Palavra dada

Pio Lourenço Corrêa, fazendeiro paulista nascido em 1875, era um homem sui generis, capaz de gestos de que não se tem notícia em ninguém a não ser nele mesmo.

Um dia chegou arrasado de uma vistoria rotineira ao São Francisco, fazenda que, havia anos, comprara em Araraquara:

– Uma tristeza! O café está todo brocado! Tivesse eu uma oferta, fosse qual fosse, vendia o São Francisco!

– Eu compro! – disse, no ato, sem pestanejar, o Brandão, amigo fraterno, sobre quem o desabafo fora despejado.

– Está feito!

Acontece que uns dois dias depois, voltando à fazenda, Pio Lourenço constata que não havia broca nenhuma: os cafezais estavam viçosos e perfeitamente saudáveis. Então entrou em desespero mas, palavra dada, como recuar? 

Procurou – ainda para um desabafo mas, agora, por razões diferentes – um casal próximo, parentes a quem era muito ligado e relatou o caso, terminando:

– Vendo o São Francisco e meto um tiro na cabeça! – e metia mesmo, sendo quem era.

A senhora, sagaz e opinativa, pôs a mão na cabeça e entrou de rijo no caso:

– Mas seu Pio, por tudo o que é mais sagrado, não leve isso adiante! Converse com o Brandão, desfaça o negócio! 

– Dei minha palavra!

– Pois compre ela de volta!

O Brandão era português, alto, vistoso, um farmacêutico que havia surgido em Araraquara numa determinada altura e, como acontecia com frequência com os moços vindos de fora, trouxera com ele hábitos mais civilizados, atraindo uma herdeira local, sobrinha de Pio Lourenço.
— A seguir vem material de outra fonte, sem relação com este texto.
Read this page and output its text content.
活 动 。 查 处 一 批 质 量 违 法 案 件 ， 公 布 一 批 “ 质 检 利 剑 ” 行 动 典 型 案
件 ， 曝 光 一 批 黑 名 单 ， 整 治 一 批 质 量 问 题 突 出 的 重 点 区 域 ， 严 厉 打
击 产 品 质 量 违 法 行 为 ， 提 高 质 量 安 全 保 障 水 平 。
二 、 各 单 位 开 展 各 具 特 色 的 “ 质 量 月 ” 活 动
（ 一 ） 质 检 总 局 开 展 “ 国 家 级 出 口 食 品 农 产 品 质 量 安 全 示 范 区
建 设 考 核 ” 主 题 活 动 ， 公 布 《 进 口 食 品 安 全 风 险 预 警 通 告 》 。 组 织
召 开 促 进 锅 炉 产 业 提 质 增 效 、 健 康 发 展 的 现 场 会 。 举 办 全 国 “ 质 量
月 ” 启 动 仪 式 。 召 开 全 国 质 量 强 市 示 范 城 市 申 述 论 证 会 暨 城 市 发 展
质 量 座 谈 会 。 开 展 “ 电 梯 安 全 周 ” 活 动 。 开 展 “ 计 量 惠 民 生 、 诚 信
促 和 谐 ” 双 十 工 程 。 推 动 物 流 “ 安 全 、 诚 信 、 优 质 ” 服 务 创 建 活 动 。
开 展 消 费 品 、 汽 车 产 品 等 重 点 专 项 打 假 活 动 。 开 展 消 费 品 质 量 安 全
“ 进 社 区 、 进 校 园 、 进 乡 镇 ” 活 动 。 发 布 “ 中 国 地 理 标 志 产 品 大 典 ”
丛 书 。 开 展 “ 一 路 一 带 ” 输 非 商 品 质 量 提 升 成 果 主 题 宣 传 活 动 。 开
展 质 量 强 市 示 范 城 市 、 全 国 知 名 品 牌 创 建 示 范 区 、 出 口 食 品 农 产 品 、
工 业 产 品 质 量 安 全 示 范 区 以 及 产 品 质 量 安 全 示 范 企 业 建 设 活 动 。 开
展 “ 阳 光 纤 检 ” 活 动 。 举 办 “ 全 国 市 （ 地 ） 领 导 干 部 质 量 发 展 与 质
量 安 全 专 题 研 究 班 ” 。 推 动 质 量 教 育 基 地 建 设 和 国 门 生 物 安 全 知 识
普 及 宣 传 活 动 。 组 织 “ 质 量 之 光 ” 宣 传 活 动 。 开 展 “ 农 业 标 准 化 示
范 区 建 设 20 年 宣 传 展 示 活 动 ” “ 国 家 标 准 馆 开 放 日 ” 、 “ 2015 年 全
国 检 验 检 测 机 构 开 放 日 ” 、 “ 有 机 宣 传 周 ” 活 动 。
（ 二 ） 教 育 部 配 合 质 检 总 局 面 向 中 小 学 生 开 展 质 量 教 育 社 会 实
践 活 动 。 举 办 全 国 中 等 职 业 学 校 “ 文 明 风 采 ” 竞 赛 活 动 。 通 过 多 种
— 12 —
Casou com ela e, junto, vieram as terras e o dinheiro que o Brandão nunca tivera mas passou a ter e a administrar. 

Seguindo o conselho da amiga e parenta próxima, Pio Lourenço procurou então o tal sujeito para desfazer o negócio, pedindo que pusesse preço na palavra empenhada. E o Brandão pôs: exorbitante. Não contente, acrescentou um belo cavalo árabe, do qual Pio gostava muito, e mais um carro esporte para o filho mais velho.

O fazendeiro bateu tudo no ato, reintegrou o São Francisco ao conjunto dos bens, afastou-se para sempre do Brandão e deu um Hupmobile aberto de presente para a parenta, como prova de reconhecimento pela interferência dela, barrando, a tempo, o andamento de uma transação sem pé nem cabeça. Dessas que, de hábito, ocorrem apenas a excêntricos em último grau, caso de Pio Lourenço Corrêa.